MEDAN (Waspada.id): Kasus dugaan korupsi proyek jalan di Sumatera Utara yang salah satu terdakwa adalah mantan Kadis PUPR Sumut, Topan Ginting, semestinya menjadi ujian integritas penegakan hukum.
Namun nyatanya, KPK justru menghadirkan keganjilan, dimana Gubernur Sumut Bobby Nasution atasan Topan Ginting dan sejumlah saksi penting belum juga diperiksa, meskipun sudah ada perintah hakim.
‘’Ketidakhadiran ini bukan sekadar soal administratif, ini menjadi alasan wajar bagi pihak penggugat untuk menempuh jalur praperadilan, menuntut agar KPK menjalankan tugasnya sesuai hukum,’’ ucap Anggota Komisi Yudisial 2015-2020, Farid Wadji kepada Waspada.id, Sabtu (6/12/2025).
Farid menanggapi itu setelah Pengadilan Negeri Jakarta Selatan (PN Jaksel), Jumat (5/12/2025), menggelar sidang perdana gugatan praperadilan (prapid) atas tak kunjung diperiksanya Gubernur Sumatera Utara, Bobby Nasution, dalam dugaan korupsi pembangunan jalan di Sumatera Utara.
Namun, sidang ini ditunda karena Komisi Pemberantasan Korupsi (KPK), selaku termohon absen.
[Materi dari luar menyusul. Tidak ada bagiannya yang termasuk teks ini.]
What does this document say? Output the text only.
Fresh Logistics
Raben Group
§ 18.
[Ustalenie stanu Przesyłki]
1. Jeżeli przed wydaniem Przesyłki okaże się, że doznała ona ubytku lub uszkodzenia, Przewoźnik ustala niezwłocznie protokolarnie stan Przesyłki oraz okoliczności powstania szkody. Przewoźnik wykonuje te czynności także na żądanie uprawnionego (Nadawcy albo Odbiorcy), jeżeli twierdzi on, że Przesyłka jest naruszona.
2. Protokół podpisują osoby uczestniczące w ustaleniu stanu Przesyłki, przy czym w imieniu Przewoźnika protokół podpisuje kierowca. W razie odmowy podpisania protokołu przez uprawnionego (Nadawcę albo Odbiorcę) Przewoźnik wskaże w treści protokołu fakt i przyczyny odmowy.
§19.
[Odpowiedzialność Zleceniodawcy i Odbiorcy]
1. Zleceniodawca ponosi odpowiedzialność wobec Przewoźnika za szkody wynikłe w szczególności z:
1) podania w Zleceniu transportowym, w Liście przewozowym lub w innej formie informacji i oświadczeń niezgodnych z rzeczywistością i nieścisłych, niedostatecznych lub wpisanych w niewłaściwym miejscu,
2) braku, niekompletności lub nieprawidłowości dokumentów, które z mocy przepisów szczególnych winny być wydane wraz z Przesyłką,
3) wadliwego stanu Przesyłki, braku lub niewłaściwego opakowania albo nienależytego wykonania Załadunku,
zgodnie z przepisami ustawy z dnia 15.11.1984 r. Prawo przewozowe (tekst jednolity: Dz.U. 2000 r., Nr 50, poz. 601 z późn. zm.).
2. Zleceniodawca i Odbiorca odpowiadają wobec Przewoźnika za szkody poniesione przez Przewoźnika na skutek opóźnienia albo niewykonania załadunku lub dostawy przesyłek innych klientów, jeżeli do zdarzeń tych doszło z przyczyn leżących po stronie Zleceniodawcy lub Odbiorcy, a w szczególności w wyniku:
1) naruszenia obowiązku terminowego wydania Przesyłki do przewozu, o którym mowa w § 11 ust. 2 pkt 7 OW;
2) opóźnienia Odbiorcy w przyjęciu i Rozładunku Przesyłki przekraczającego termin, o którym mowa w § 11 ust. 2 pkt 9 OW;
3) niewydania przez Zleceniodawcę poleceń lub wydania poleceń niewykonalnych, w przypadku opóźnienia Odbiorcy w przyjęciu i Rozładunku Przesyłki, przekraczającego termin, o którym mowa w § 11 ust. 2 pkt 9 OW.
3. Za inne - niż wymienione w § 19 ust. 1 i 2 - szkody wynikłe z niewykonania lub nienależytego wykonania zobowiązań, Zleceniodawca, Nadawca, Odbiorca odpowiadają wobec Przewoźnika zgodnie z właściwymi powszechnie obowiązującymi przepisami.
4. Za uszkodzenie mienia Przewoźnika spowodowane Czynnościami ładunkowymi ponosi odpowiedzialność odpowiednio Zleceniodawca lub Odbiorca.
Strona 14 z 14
Majelis Hakim Tunggal Budi Setiawan mengatakan, ia sudah menerima berkas gugatan perkara dari Masyarakat Anti Korupsi Indonesia (MAKI) selaku pemohon.
Mejalis hakim juga mendapatkan informasi dari KPK yang meminta waktu satu minggu untuk menjawab permohonan pemohon.
Oleh karena sidang tidak dihadiri termohon KPK, maka sidang ditunda pekan depan. Tepatnya, Jumat, 12 Desember 2025 pukul 10.00 WIB.
Dalam kesempatan itu, Farid menyebut perintah hakim bukan saran. Absennya KPK dalam sidang yang seharusnya menegaskan fakta dan menghadirkan saksi kunci membuat kasus ini terkesan “digantung”.
Publik mengamati, sementara lembaga antikorupsi tampak ragu menjalankan kewenangannya secara penuh.
‘’Inilah dasar logis mengapa praperadilan diajukan, karena KPK dianggap tidak menjalankan tugasnya dengan benar dan sesuai perintah hukum, sehingga masyarakat memiliki hak untuk meminta kejelasan melalui mekanisme hukum alternatif,’’ kata Farid.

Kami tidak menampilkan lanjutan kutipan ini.